Fix incorrect error reporting in recoverable mode #1654

let-def · 2017-11-20T14:15:43Z

Error were not reported properly in recoverable mode (... because I forgot one step of menhir checkpoint interpretation when recovering, my bad 👎).

The first patch helped me make recovery code a bit more local but is not necessary, only the second one matters.

With this patch, errors in editors should be as good as error in batch mode (otherwise it deserves an issue).

chenglou · 2017-11-20T18:45:28Z

Oh boy, this is a huge fix, thanks!

jordwalke · 2017-11-22T07:30:44Z

@let-def This is definitely a huge improvement.

Consider the following file:

let x = 2340

let y = 234;

Before this PR, the -r --print ast version of the AST was:

[
  structure_item ([1,0+0].../bin/Hello.re[1,0+0])
    Pstr_extension "merlin.syntax-error"
    [
      structure_item (_none_[1,0+-1]..[1,0+-1]) ghost
        Pstr_eval
        expression (_none_[1,0+-1]..[1,0+-1]) ghost
          Pexp_constant Const_string("invalidCharacter.orComment.orString",None)
    ]
]

It didn't even include the second let binding in the AST.

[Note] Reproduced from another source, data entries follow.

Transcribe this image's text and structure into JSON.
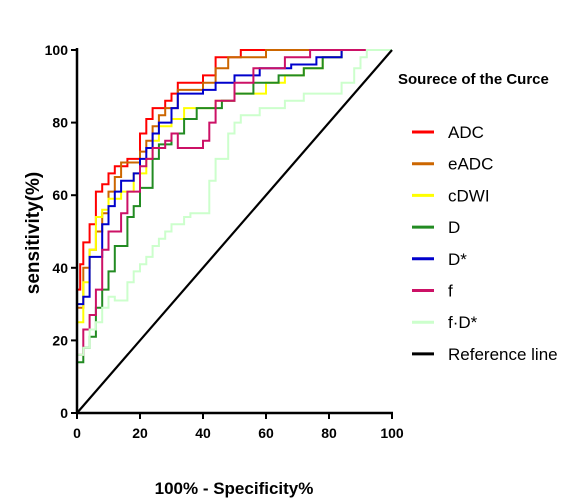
{
  "chart_data": {
    "type": "line",
    "title": "",
    "xlabel": "100% - Specificity%",
    "ylabel": "sensitivity(%)",
    "xlim": [
      0,
      100
    ],
    "ylim": [
      0,
      100
    ],
    "xticks": [
      0,
      20,
      40,
      60,
      80,
      100
    ],
    "yticks": [
      0,
      20,
      40,
      60,
      80,
      100
    ],
    "legend_title": "Sourece of the Curce",
    "legend_position": "right",
    "series": [
      {
        "name": "ADC",
        "color": "#ff0000",
        "points": [
          [
            0,
            0
          ],
          [
            0,
            34
          ],
          [
            1,
            34
          ],
          [
            1,
            41
          ],
          [
            2,
            41
          ],
          [
            2,
            47
          ],
          [
            4,
            47
          ],
          [
            4,
            52
          ],
          [
            6,
            52
          ],
          [
            6,
            61
          ],
          [
            8,
            61
          ],
          [
            8,
            63
          ],
          [
            10,
            63
          ],
          [
            10,
            66
          ],
          [
            12,
            66
          ],
          [
            12,
            68
          ],
          [
            16,
            68
          ],
          [
            16,
            70
          ],
          [
            20,
            70
          ],
          [
            20,
            77
          ],
          [
            22,
            77
          ],
          [
            22,
            81
          ],
          [
            24,
            81
          ],
          [
            24,
            84
          ],
          [
            28,
            84
          ],
          [
            28,
            86
          ],
          [
            30,
            86
          ],
          [
            30,
            88
          ],
          [
            32,
            88
          ],
          [
            32,
            91
          ],
          [
            40,
            91
          ],
          [
            40,
            93
          ],
          [
            44,
            93
          ],
          [
            44,
            98
          ],
          [
            52,
            98
          ],
          [
            52,
            100
          ],
          [
            100,
            100
          ]
        ]
      },
      {
        "name": "eADC",
        "color": "#cc6600",
        "points": [
          [
            0,
            0
          ],
          [
            0,
            29
          ],
          [
            2,
            29
          ],
          [
            2,
            40
          ],
          [
            4,
            40
          ],
          [
            4,
            45
          ],
          [
            6,
            45
          ],
          [
            6,
            50
          ],
          [
            8,
            50
          ],
          [
            8,
            55
          ],
          [
            10,
            55
          ],
          [
            10,
            61
          ],
          [
            12,
            61
          ],
          [
            12,
            65
          ],
          [
            14,
            65
          ],
          [
            14,
            69
          ],
          [
            20,
            69
          ],
          [
            20,
            72
          ],
          [
            22,
            72
          ],
          [
            22,
            75
          ],
          [
            24,
            75
          ],
          [
            24,
            79
          ],
          [
            26,
            79
          ],
          [
            26,
            82
          ],
          [
            28,
            82
          ],
          [
            28,
            84
          ],
          [
            32,
            84
          ],
          [
            32,
            89
          ],
          [
            40,
            89
          ],
          [
            40,
            91
          ],
          [
            44,
            91
          ],
          [
            44,
            95
          ],
          [
            48,
            95
          ],
          [
            48,
            98
          ],
          [
            60,
            98
          ],
          [
            60,
            100
          ],
          [
            100,
            100
          ]
        ]
      },
      {
        "name": "cDWI",
        "color": "#ffff00",
        "points": [
          [
            0,
            0
          ],
          [
            0,
            25
          ],
          [
            2,
            25
          ],
          [
            2,
            36
          ],
          [
            4,
            36
          ],
          [
            4,
            45
          ],
          [
            6,
            45
          ],
          [
            6,
            54
          ],
          [
            8,
            54
          ],
          [
            8,
            56
          ],
          [
            10,
            56
          ],
          [
            10,
            59
          ],
          [
            14,
            59
          ],
          [
            14,
            61
          ],
          [
            18,
            61
          ],
          [
            18,
            66
          ],
          [
            22,
            66
          ],
          [
            22,
            70
          ],
          [
            24,
            70
          ],
          [
            24,
            75
          ],
          [
            26,
            75
          ],
          [
            26,
            79
          ],
          [
            30,
            79
          ],
          [
            30,
            81
          ],
          [
            34,
            81
          ],
          [
            34,
            84
          ],
          [
            44,
            84
          ],
          [
            44,
            86
          ],
          [
            50,
            86
          ],
          [
            50,
            88
          ],
          [
            60,
            88
          ],
          [
            60,
            91
          ],
          [
            66,
            91
          ],
          [
            66,
            93
          ],
          [
            72,
            93
          ],
          [
            72,
            95
          ],
          [
            78,
            95
          ],
          [
            78,
            98
          ],
          [
            84,
            98
          ],
          [
            84,
            100
          ],
          [
            100,
            100
          ]
        ]
      },
      {
        "name": "D",
        "color": "#228b22",
        "points": [
          [
            0,
            0
          ],
          [
            0,
            14
          ],
          [
            2,
            14
          ],
          [
            2,
            18
          ],
          [
            4,
            18
          ],
          [
            4,
            21
          ],
          [
            6,
            21
          ],
          [
            6,
            29
          ],
          [
            8,
            29
          ],
          [
            8,
            34
          ],
          [
            10,
            34
          ],
          [
            10,
            39
          ],
          [
            12,
            39
          ],
          [
            12,
            46
          ],
          [
            16,
            46
          ],
          [
            16,
            54
          ],
          [
            18,
            54
          ],
          [
            18,
            57
          ],
          [
            20,
            57
          ],
          [
            20,
            62
          ],
          [
            24,
            62
          ],
          [
            24,
            70
          ],
          [
            26,
            70
          ],
          [
            26,
            74
          ],
          [
            30,
            74
          ],
          [
            30,
            77
          ],
          [
            34,
            77
          ],
          [
            34,
            81
          ],
          [
            38,
            81
          ],
          [
            38,
            84
          ],
          [
            46,
            84
          ],
          [
            46,
            86
          ],
          [
            50,
            86
          ],
          [
            50,
            88
          ],
          [
            56,
            88
          ],
          [
            56,
            91
          ],
          [
            64,
            91
          ],
          [
            64,
            93
          ],
          [
            72,
            93
          ],
          [
            72,
            95
          ],
          [
            78,
            95
          ],
          [
            78,
            98
          ],
          [
            84,
            98
          ],
          [
            84,
            100
          ],
          [
            100,
            100
          ]
        ]
      },
      {
        "name": "D*",
        "color": "#0000cc",
        "points": [
          [
            0,
            0
          ],
          [
            0,
            30
          ],
          [
            2,
            30
          ],
          [
            2,
            32
          ],
          [
            4,
            32
          ],
          [
            4,
            43
          ],
          [
            8,
            43
          ],
          [
            8,
            52
          ],
          [
            10,
            52
          ],
          [
            10,
            57
          ],
          [
            12,
            57
          ],
          [
            12,
            61
          ],
          [
            14,
            61
          ],
          [
            14,
            64
          ],
          [
            18,
            64
          ],
          [
            18,
            66
          ],
          [
            20,
            66
          ],
          [
            20,
            70
          ],
          [
            22,
            70
          ],
          [
            22,
            73
          ],
          [
            24,
            73
          ],
          [
            24,
            77
          ],
          [
            26,
            77
          ],
          [
            26,
            80
          ],
          [
            30,
            80
          ],
          [
            30,
            84
          ],
          [
            32,
            84
          ],
          [
            32,
            88
          ],
          [
            40,
            88
          ],
          [
            40,
            89
          ],
          [
            44,
            89
          ],
          [
            44,
            91
          ],
          [
            50,
            91
          ],
          [
            50,
            93
          ],
          [
            58,
            93
          ],
          [
            58,
            95
          ],
          [
            68,
            95
          ],
          [
            68,
            96
          ],
          [
            76,
            96
          ],
          [
            76,
            98
          ],
          [
            84,
            98
          ],
          [
            84,
            100
          ],
          [
            100,
            100
          ]
        ]
      },
      {
        "name": "f",
        "color": "#cc1166",
        "points": [
          [
            0,
            0
          ],
          [
            0,
            16
          ],
          [
            2,
            16
          ],
          [
            2,
            23
          ],
          [
            4,
            23
          ],
          [
            4,
            27
          ],
          [
            6,
            27
          ],
          [
            6,
            34
          ],
          [
            8,
            34
          ],
          [
            8,
            45
          ],
          [
            10,
            45
          ],
          [
            10,
            50
          ],
          [
            14,
            50
          ],
          [
            14,
            55
          ],
          [
            16,
            55
          ],
          [
            16,
            61
          ],
          [
            20,
            61
          ],
          [
            20,
            68
          ],
          [
            22,
            68
          ],
          [
            22,
            70
          ],
          [
            24,
            70
          ],
          [
            24,
            73
          ],
          [
            28,
            73
          ],
          [
            28,
            75
          ],
          [
            30,
            75
          ],
          [
            30,
            77
          ],
          [
            32,
            77
          ],
          [
            32,
            73
          ],
          [
            40,
            73
          ],
          [
            40,
            75
          ],
          [
            42,
            75
          ],
          [
            42,
            80
          ],
          [
            44,
            80
          ],
          [
            44,
            86
          ],
          [
            50,
            86
          ],
          [
            50,
            91
          ],
          [
            56,
            91
          ],
          [
            56,
            95
          ],
          [
            66,
            95
          ],
          [
            66,
            98
          ],
          [
            74,
            98
          ],
          [
            74,
            100
          ],
          [
            100,
            100
          ]
        ]
      },
      {
        "name": "f·D*",
        "color": "#ccffcc",
        "points": [
          [
            0,
            0
          ],
          [
            0,
            16
          ],
          [
            2,
            16
          ],
          [
            2,
            18
          ],
          [
            4,
            18
          ],
          [
            4,
            23
          ],
          [
            6,
            23
          ],
          [
            6,
            25
          ],
          [
            8,
            25
          ],
          [
            8,
            29
          ],
          [
            10,
            29
          ],
          [
            10,
            32
          ],
          [
            12,
            32
          ],
          [
            12,
            31
          ],
          [
            16,
            31
          ],
          [
            16,
            36
          ],
          [
            18,
            36
          ],
          [
            18,
            39
          ],
          [
            20,
            39
          ],
          [
            20,
            41
          ],
          [
            22,
            41
          ],
          [
            22,
            43
          ],
          [
            24,
            43
          ],
          [
            24,
            46
          ],
          [
            26,
            46
          ],
          [
            26,
            48
          ],
          [
            28,
            48
          ],
          [
            28,
            50
          ],
          [
            30,
            50
          ],
          [
            30,
            52
          ],
          [
            34,
            52
          ],
          [
            34,
            54
          ],
          [
            36,
            54
          ],
          [
            36,
            55
          ],
          [
            42,
            55
          ],
          [
            42,
            64
          ],
          [
            44,
            64
          ],
          [
            44,
            70
          ],
          [
            48,
            70
          ],
          [
            48,
            77
          ],
          [
            50,
            77
          ],
          [
            50,
            80
          ],
          [
            52,
            80
          ],
          [
            52,
            82
          ],
          [
            58,
            82
          ],
          [
            58,
            84
          ],
          [
            66,
            84
          ],
          [
            66,
            86
          ],
          [
            72,
            86
          ],
          [
            72,
            88
          ],
          [
            84,
            88
          ],
          [
            84,
            91
          ],
          [
            88,
            91
          ],
          [
            88,
            95
          ],
          [
            90,
            95
          ],
          [
            90,
            98
          ],
          [
            92,
            98
          ],
          [
            92,
            100
          ],
          [
            100,
            100
          ]
        ]
      },
      {
        "name": "Reference line",
        "color": "#000000",
        "points": [
          [
            0,
            0
          ],
          [
            100,
            100
          ]
        ]
      }
    ]
  }
}
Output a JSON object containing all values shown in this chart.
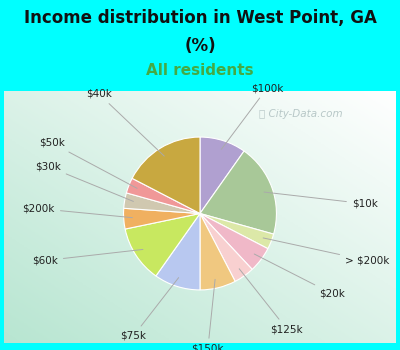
{
  "title_line1": "Income distribution in West Point, GA",
  "title_line2": "(%)",
  "subtitle": "All residents",
  "title_fontsize": 12,
  "subtitle_fontsize": 11,
  "background_color": "#00FFFF",
  "chart_bg_top": "#e8f8f0",
  "chart_bg_bot": "#b8e8d0",
  "slices": [
    {
      "label": "$100k",
      "value": 9,
      "color": "#b0a0d0"
    },
    {
      "label": "$10k",
      "value": 18,
      "color": "#a8c898"
    },
    {
      "label": "> $200k",
      "value": 3,
      "color": "#dce8a8"
    },
    {
      "label": "$20k",
      "value": 5,
      "color": "#f0b8c8"
    },
    {
      "label": "$125k",
      "value": 4,
      "color": "#f8d0d0"
    },
    {
      "label": "$150k",
      "value": 7,
      "color": "#f0c880"
    },
    {
      "label": "$75k",
      "value": 9,
      "color": "#b8c8f0"
    },
    {
      "label": "$60k",
      "value": 11,
      "color": "#c8e860"
    },
    {
      "label": "$200k",
      "value": 4,
      "color": "#f0b060"
    },
    {
      "label": "$30k",
      "value": 3,
      "color": "#d0c8b0"
    },
    {
      "label": "$50k",
      "value": 3,
      "color": "#f09898"
    },
    {
      "label": "$40k",
      "value": 16,
      "color": "#c8a840"
    }
  ],
  "label_fontsize": 7.5,
  "label_color": "#222222",
  "line_color": "#aaaaaa",
  "watermark_color": "#b8c8c8",
  "watermark_text": "ⓘ City-Data.com",
  "watermark_fontsize": 7.5
}
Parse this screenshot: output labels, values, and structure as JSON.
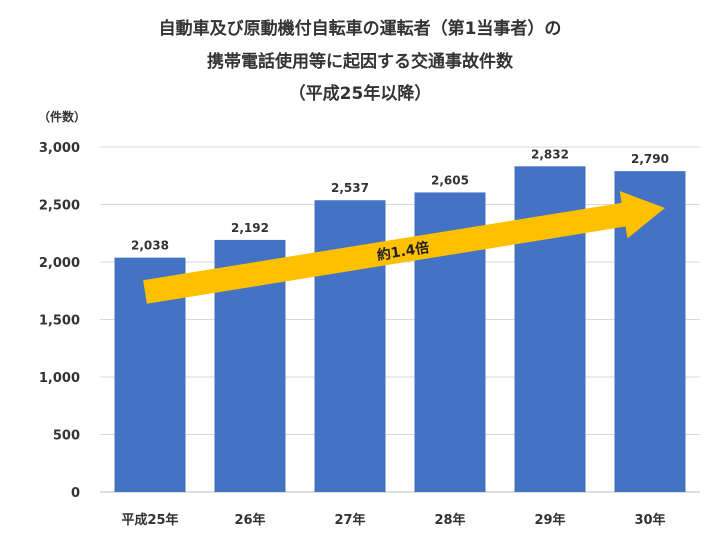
{
  "chart_data": {
    "type": "bar",
    "title_lines": [
      "自動車及び原動機付自転車の運転者（第1当事者）の",
      "携帯電話使用等に起因する交通事故件数",
      "（平成25年以降）"
    ],
    "ylabel": "（件数）",
    "categories": [
      "平成25年",
      "26年",
      "27年",
      "28年",
      "29年",
      "30年"
    ],
    "values": [
      2038,
      2192,
      2537,
      2605,
      2832,
      2790
    ],
    "value_labels": [
      "2,038",
      "2,192",
      "2,537",
      "2,605",
      "2,832",
      "2,790"
    ],
    "ylim": [
      0,
      3000
    ],
    "yticks": [
      0,
      500,
      1000,
      1500,
      2000,
      2500,
      3000
    ],
    "ytick_labels": [
      "0",
      "500",
      "1,000",
      "1,500",
      "2,000",
      "2,500",
      "3,000"
    ],
    "grid": true,
    "bar_color": "#4472C4",
    "annotation": {
      "text": "約1.4倍",
      "color": "#FFC000"
    }
  }
}
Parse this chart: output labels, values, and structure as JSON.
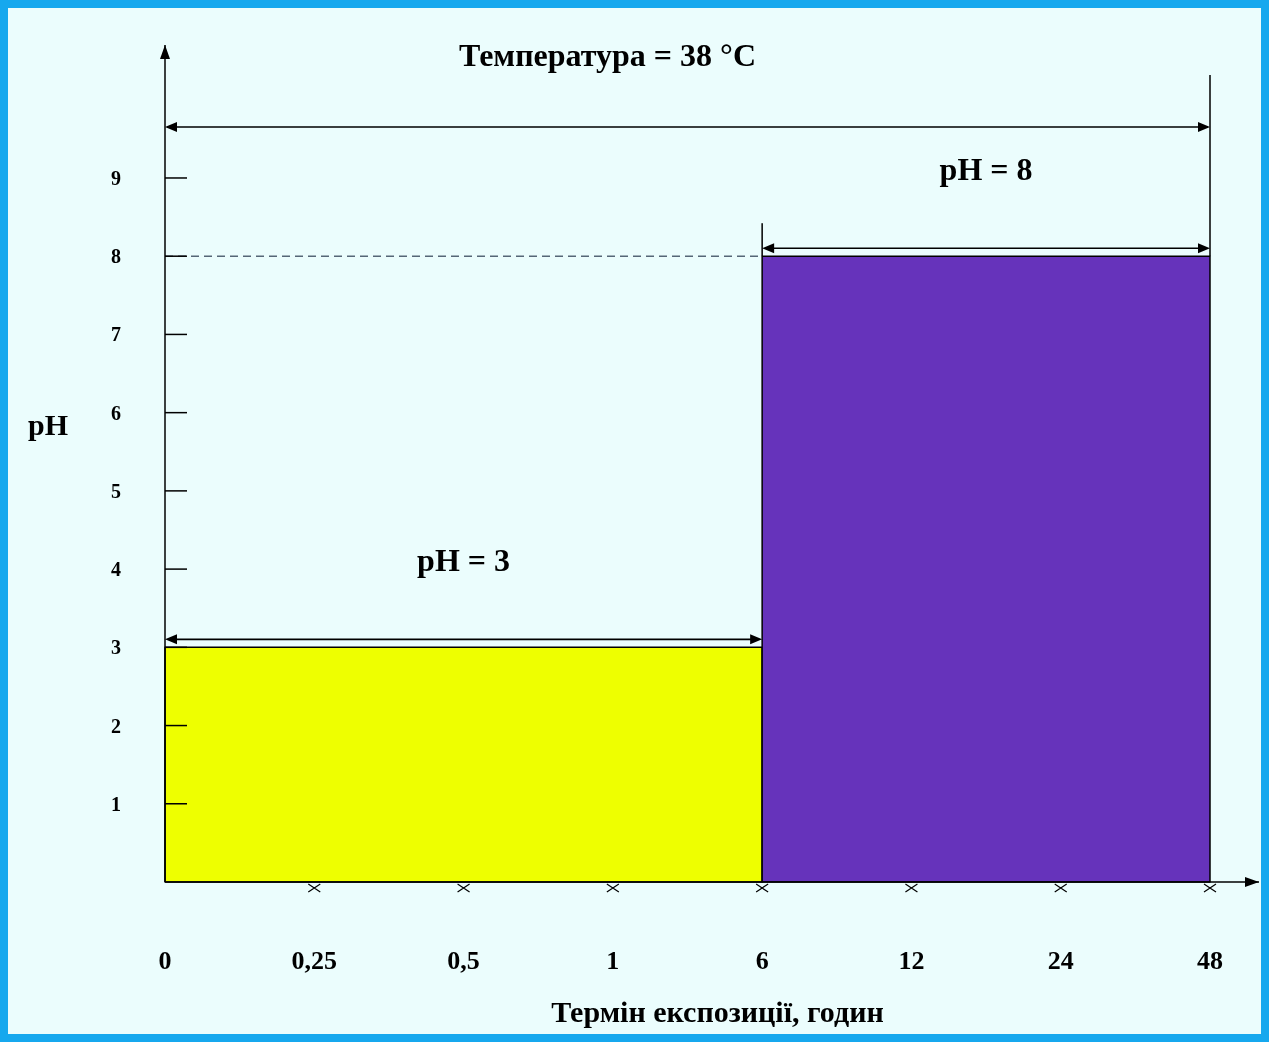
{
  "chart_data": {
    "type": "area",
    "xlabel": "Термін експозиції, годин",
    "ylabel": "pH",
    "categories": [
      "0",
      "0,25",
      "0,5",
      "1",
      "6",
      "12",
      "24",
      "48"
    ],
    "series": [
      {
        "color": "#eeff00",
        "values": [
          3,
          3,
          3,
          3,
          3,
          null,
          null,
          null
        ]
      },
      {
        "color": "#6633bb",
        "values": [
          null,
          null,
          null,
          null,
          8,
          8,
          8,
          8
        ]
      }
    ],
    "ylim": [
      0,
      10.7
    ],
    "yticks": [
      1,
      2,
      3,
      4,
      5,
      6,
      7,
      8,
      9
    ],
    "ref_lines": [
      {
        "axis": "y",
        "value": 8,
        "color": "#556677",
        "line_style": "dashed"
      }
    ],
    "annotations": [
      "Температура = 38 °C",
      "pH = 3",
      "pH = 8"
    ]
  }
}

After this PR, we get this:

[
  structure_item (bin/Hello.re[2,1+0]..[2,1+12])
    Pstr_extension "merlin.syntax-error"
    [
      structure_item (_none_[1,0+-1]..[1,0+-1]) ghost
        Pstr_eval
        expression (_none_[1,0+-1]..[1,0+-1]) ghost
          Pexp_constant Const_string("Statement has to end with a semicolon",None)
    ]
  structure_item (bin/Hello.re[4,15+0]..[4,15+12])
    Pstr_value Nonrec
    [
      <def>
        pattern (bin/Hello.re[4,15+4]..[4,15+5])
          Ppat_var "y" (bin/Hello.re[4,15+4]..[4,15+5])
        expression (bin/Hello.re[4,15+8]..[4,15+11])
          Pexp_constant Const_int 234
    ]
]

It correctly has the second line.

This means the editor shows errors nicely like:

The error makes sense too "statements must end with semicolon".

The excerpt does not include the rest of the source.